Within the intel intrinsics guide, the pseudocode for the operation of _mm_insert_ps, the following is defined:
FOR j := 0 to 3
i := j*32
IF imm8[j%8]
dst[i+31:i] := 0
ELSE
dst[i+31:i] := tmp2[i+31:i]
FI
ENDFOR
. The access into imm8
confuses me: IF imm8[j%8]
. As j
is within the range 0..3
, the modulo 8 part doesn't seem to do anything. Does this maybe signal a convertion that I am not aware of? Or is %
not "modulo" in this case?
Seems like a pointless modulo.
Intel's documentation for the corresponding asm instruction, insertps
, doesn't use any %
modulo operations in the pseudocode. It uses ZMASK ←imm8[3:0]
and then basically unrolls that part of the pseudocode where this uses a loop, with checks like
IF (ZMASK[2] = 1) THEN DEST[95:64]←00000000H
ELSE DEST[95:64]←TMP2[95:64]
This is just showing how the low 4 bits of the immediate perform zero-masking on the 4 dword elements of the final result, after the insert of an element from another vector, or a scalar in memory.
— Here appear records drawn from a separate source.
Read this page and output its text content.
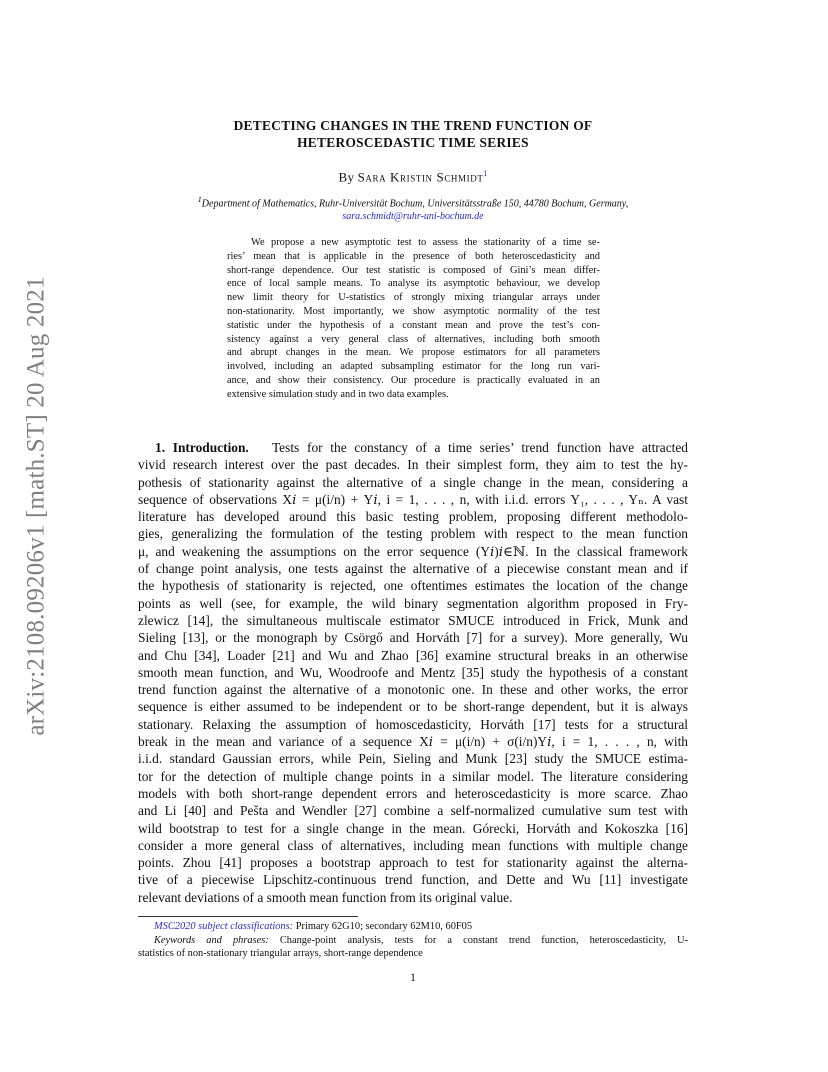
arXiv:2108.09206v1 [math.ST] 20 Aug 2021
DETECTING CHANGES IN THE TREND FUNCTION OF
HETEROSCEDASTIC TIME SERIES
By Sara Kristin Schmidt$^1$
$^1$Department of Mathematics, Ruhr-Universität Bochum, Universitätsstraße 150, 44780 Bochum, Germany,
sara.schmidt@ruhr-uni-bochum.de
We propose a new asymptotic test to assess the stationarity of a time se-
ries’ mean that is applicable in the presence of both heteroscedasticity and
short-range dependence. Our test statistic is composed of Gini’s mean differ-
ence of local sample means. To analyse its asymptotic behaviour, we develop
new limit theory for U-statistics of strongly mixing triangular arrays under
non-stationarity. Most importantly, we show asymptotic normality of the test
statistic under the hypothesis of a constant mean and prove the test’s con-
sistency against a very general class of alternatives, including both smooth
and abrupt changes in the mean. We propose estimators for all parameters
involved, including an adapted subsampling estimator for the long run vari-
ance, and show their consistency. Our procedure is practically evaluated in an
extensive simulation study and in two data examples.
1. Introduction. Tests for the constancy of a time series’ trend function have attracted
vivid research interest over the past decades. In their simplest form, they aim to test the hy-
pothesis of stationarity against the alternative of a single change in the mean, considering a
sequence of observations X𝑖 = μ(i/n) + Y𝑖, i = 1, . . . , n, with i.i.d. errors Y₁, . . . , Yₙ. A vast
literature has developed around this basic testing problem, proposing different methodolo-
gies, generalizing the formulation of the testing problem with respect to the mean function
μ, and weakening the assumptions on the error sequence (Y𝑖)𝑖∈ℕ. In the classical framework
of change point analysis, one tests against the alternative of a piecewise constant mean and if
the hypothesis of stationarity is rejected, one oftentimes estimates the location of the change
points as well (see, for example, the wild binary segmentation algorithm proposed in Fry-
zlewicz [14], the simultaneous multiscale estimator SMUCE introduced in Frick, Munk and
Sieling [13], or the monograph by Csörgő and Horváth [7] for a survey). More generally, Wu
and Chu [34], Loader [21] and Wu and Zhao [36] examine structural breaks in an otherwise
smooth mean function, and Wu, Woodroofe and Mentz [35] study the hypothesis of a constant
trend function against the alternative of a monotonic one. In these and other works, the error
sequence is either assumed to be independent or to be short-range dependent, but it is always
stationary. Relaxing the assumption of homoscedasticity, Horváth [17] tests for a structural
break in the mean and variance of a sequence X𝑖 = μ(i/n) + σ(i/n)Y𝑖, i = 1, . . . , n, with
i.i.d. standard Gaussian errors, while Pein, Sieling and Munk [23] study the SMUCE estima-
tor for the detection of multiple change points in a similar model. The literature considering
models with both short-range dependent errors and heteroscedasticity is more scarce. Zhao
and Li [40] and Pešta and Wendler [27] combine a self-normalized cumulative sum test with
wild bootstrap to test for a single change in the mean. Górecki, Horváth and Kokoszka [16]
consider a more general class of alternatives, including mean functions with multiple change
points. Zhou [41] proposes a bootstrap approach to test for stationarity against the alterna-
tive of a piecewise Lipschitz-continuous trend function, and Dette and Wu [11] investigate
relevant deviations of a smooth mean function from its original value.
MSC2020 subject classifications: Primary 62G10; secondary 62M10, 60F05
Keywords and phrases: Change-point analysis, tests for a constant trend function, heteroscedasticity, U-
statistics of non-stationary triangular arrays, short-range dependence
1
(There's no intrinsic for insert directly from memory; you'd need an intrinsic for movss
and then hope the compiler folds that load into a memory operand for insertps
. With a memory source, imm8[7:6]
are ignored, just taking that scalar dword as the element to insert (that's the ELSE COUNT_S←0
in the asm pseudocode), but then everything else works the same, including the zero-masking you're asking about.)